InvestigatePrior: Investigate prior

View source: R/InvestigatePrior_rm.R

InvestigatePriorR Documentation

Investigate prior

Description

Investigate the impact of the r[m] parameters on the smoothness of the exposure-response function h(z[m]).

Usage

InvestigatePrior(
  y,
  Z,
  X,
  ngrid = 50,
  q.seq = c(2, 1, 1/2, 1/4, 1/8, 1/16),
  r.seq = NULL,
  Drange = NULL,
  verbose = FALSE
)

Arguments

y

a vector of outcome data of length n.

Z

an n-by-M matrix of predictor variables to be included in the h function.
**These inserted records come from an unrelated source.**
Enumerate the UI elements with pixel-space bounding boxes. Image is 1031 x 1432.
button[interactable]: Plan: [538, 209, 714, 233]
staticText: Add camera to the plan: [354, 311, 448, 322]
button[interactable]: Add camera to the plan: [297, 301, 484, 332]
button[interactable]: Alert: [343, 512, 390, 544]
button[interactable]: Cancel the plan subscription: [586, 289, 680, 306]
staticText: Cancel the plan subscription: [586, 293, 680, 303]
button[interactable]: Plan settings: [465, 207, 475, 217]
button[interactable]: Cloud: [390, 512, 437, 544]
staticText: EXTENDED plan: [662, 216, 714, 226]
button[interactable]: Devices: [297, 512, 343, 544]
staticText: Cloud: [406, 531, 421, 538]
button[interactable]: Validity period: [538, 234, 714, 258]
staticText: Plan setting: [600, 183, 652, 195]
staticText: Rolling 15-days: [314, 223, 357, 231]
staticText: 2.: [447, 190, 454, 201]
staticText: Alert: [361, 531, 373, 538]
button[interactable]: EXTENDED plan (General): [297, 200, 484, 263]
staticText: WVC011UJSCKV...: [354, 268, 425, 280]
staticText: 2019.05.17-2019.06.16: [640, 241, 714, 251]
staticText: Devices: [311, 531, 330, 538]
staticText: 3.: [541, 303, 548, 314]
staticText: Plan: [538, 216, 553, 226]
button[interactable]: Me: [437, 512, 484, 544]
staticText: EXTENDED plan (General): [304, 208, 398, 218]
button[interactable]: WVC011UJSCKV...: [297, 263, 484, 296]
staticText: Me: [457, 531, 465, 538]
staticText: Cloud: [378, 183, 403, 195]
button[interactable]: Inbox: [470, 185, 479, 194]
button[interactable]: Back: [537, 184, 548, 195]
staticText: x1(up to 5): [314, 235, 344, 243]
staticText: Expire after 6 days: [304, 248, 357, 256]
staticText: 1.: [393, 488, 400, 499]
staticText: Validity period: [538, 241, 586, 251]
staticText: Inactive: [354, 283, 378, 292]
Each row represents an observation and each column represents an predictor.

X

an n-by-K matrix of covariate data where each row represents an observation and each column represents a covariate. Should not contain an intercept column.

ngrid

Number of grid points over which to plot the exposure-response function

q.seq

Sequence of values corresponding to different degrees of smoothness in the estimated exposure-response function. A value of q corresponds to fractions of the range of the data over which there is a decay in the correlation cor(h[i],h[j]) between two subjects by 50%.

r.seq

sequence of values at which to fix r for estimating the exposure-response function

Drange

the range of the z_m data over which to apply the values of q.seq. If not specified, will be calculated as the maximum of the ranges of z_1 through z_M.

verbose

TRUE or FALSE: flag indicating whether to print to the screen which exposure variable and q value has been completed

Details

For guided examples, go to https://jenfb.github.io/bkmr/overview.html

Value

a list containing the predicted values, residuals, and estimated predictor-response function for each degree of smoothness being considered

Examples

## First generate dataset
set.seed(111)
dat <- SimData(n = 50, M = 4)
y <- dat$y
Z <- dat$Z
X <- dat$X

priorfits <- InvestigatePrior(y = y, Z = Z, X = X, q.seq = c(2, 1/2, 1/4, 1/16))
PlotPriorFits(y = y, Z = Z, X = X, fits = priorfits)

bkmr documentation built on March 28, 2022, 9:11 a.m.